Podobną opinię wyraził zastępca Tymoszenko w jej partii Batkiwszczyna (Ojczyzna) Ołeksandr Turczynow.
- Oni (władze Ukrainy) zaczęli działać na rzecz przeciągania procesu. Ich głównym celem jest utrudnienie drogi do rozpatrzenia tej sprawy przez Europejski Trybunał Praw Człowieka - powiedział.
Zdaniem Turczynowa Sąd Najwyższy otrzymał instrukcje dotyczące odłożenia rozpatrzenia skargi kasacyjnej Tymoszenko od administracji prezydenta Janukowycza. Była premier była najważniejszą konkurentką Janukowycza w wyborach prezydenckich w 2010 r.

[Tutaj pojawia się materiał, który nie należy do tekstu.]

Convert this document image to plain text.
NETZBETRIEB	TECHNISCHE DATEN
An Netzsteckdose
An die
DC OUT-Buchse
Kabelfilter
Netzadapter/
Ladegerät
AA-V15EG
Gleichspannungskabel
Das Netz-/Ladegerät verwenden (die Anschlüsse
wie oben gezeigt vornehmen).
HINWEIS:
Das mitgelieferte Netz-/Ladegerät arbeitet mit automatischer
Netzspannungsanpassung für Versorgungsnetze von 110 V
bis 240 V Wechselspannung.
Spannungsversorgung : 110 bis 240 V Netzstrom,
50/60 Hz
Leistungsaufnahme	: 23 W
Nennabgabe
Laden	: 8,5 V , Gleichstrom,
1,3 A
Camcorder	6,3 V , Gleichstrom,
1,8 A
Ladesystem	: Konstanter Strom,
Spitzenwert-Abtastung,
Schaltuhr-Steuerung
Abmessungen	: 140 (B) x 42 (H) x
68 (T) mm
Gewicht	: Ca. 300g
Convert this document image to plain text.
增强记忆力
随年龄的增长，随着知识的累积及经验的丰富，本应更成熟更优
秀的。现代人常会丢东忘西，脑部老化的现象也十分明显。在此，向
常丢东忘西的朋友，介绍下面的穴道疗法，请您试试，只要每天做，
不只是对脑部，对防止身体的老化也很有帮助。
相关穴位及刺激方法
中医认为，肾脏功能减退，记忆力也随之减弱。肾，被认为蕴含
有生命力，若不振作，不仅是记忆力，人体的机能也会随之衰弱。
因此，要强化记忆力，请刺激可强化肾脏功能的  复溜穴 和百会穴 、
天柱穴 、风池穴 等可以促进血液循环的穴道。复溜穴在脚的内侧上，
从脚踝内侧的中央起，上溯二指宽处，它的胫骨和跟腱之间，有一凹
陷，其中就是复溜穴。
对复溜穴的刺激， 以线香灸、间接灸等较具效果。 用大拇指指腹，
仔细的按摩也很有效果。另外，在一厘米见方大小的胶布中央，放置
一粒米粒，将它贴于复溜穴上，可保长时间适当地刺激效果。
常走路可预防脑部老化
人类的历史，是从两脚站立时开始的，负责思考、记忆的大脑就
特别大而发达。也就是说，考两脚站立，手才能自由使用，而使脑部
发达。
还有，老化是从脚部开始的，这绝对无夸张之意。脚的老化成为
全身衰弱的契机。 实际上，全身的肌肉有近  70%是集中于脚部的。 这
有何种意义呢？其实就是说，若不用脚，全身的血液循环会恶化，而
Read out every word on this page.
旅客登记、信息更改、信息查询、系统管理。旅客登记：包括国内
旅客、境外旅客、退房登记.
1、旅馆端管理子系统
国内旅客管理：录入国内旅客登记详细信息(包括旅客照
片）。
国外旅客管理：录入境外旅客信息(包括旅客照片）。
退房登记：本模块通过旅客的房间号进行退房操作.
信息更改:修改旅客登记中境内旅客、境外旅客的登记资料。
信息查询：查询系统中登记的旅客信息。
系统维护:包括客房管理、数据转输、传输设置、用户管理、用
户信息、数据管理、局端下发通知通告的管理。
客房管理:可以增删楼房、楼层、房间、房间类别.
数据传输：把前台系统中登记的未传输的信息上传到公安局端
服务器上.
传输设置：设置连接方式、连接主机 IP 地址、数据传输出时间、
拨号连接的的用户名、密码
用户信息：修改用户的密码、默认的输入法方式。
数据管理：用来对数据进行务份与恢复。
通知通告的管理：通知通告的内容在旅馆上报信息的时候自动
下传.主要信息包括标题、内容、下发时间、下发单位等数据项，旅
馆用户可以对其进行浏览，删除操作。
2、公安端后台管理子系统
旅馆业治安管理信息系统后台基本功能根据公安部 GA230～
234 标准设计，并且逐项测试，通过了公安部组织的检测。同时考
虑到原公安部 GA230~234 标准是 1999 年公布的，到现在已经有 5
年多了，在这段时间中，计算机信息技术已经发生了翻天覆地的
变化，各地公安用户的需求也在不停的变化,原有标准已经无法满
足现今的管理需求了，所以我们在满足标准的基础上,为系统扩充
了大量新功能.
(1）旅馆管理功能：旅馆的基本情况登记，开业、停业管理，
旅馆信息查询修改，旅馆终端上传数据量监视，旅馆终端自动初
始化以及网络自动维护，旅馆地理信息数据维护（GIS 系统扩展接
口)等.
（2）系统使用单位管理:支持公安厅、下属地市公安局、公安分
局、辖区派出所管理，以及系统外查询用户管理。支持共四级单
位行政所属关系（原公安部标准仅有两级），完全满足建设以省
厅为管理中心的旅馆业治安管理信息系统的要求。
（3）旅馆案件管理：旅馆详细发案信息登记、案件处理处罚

- Według naszych informacji administracja prezydencka wydała tym lokajom w czarnych togach polecenie przełożenia rozprawy pod jakimkolwiek pretekstem - podkreślił współpracownik byłej premier.
Julia Tymoszenko została skazana w ub. roku za nadużycia, których dopuściła się podczas zawierania umów gazowych z Rosją w 2009 r. Wyrok wywołał niezadowolenie na Zachodzie, który uważa, że była premier została ukarana za podjęcie decyzji politycznej.
Gdy w kwietniu Tymoszenko oświadczyła, że w więzieniu zastosowano wobec niej siłę i ogłosiła głodówkę przedstawiciele krajów zachodnich zaczęli mówić o bojkocie ukraińskiej części Euro 2012. Sprzeciwia się temu m.in. Polska, która organizuje te mistrzostwa wraz z Ukrainą.
W poniedziałek prezydent Janukowycz oświadczył, że Ukraina przysłuchuje się międzynarodowym opiniom w sprawie Tymoszenko, jednak nie chce być poniżana. Szef państwa zapewnił wówczas także, że bez względu na apele o bojkot Euro 2012 rozgrywki piłkarskich mistrzostw Europy w jego kraju zostaną przeprowadzone.
- To zaniepokojenie (wspólnoty międzynarodowej), które istnieje, jest obecne także w nas - powiedział.
- Bardzo ważne jest jednak, by nas nie poniżano - podkreślił Janukowycz, który oznajmił, że na to nie pozwoli.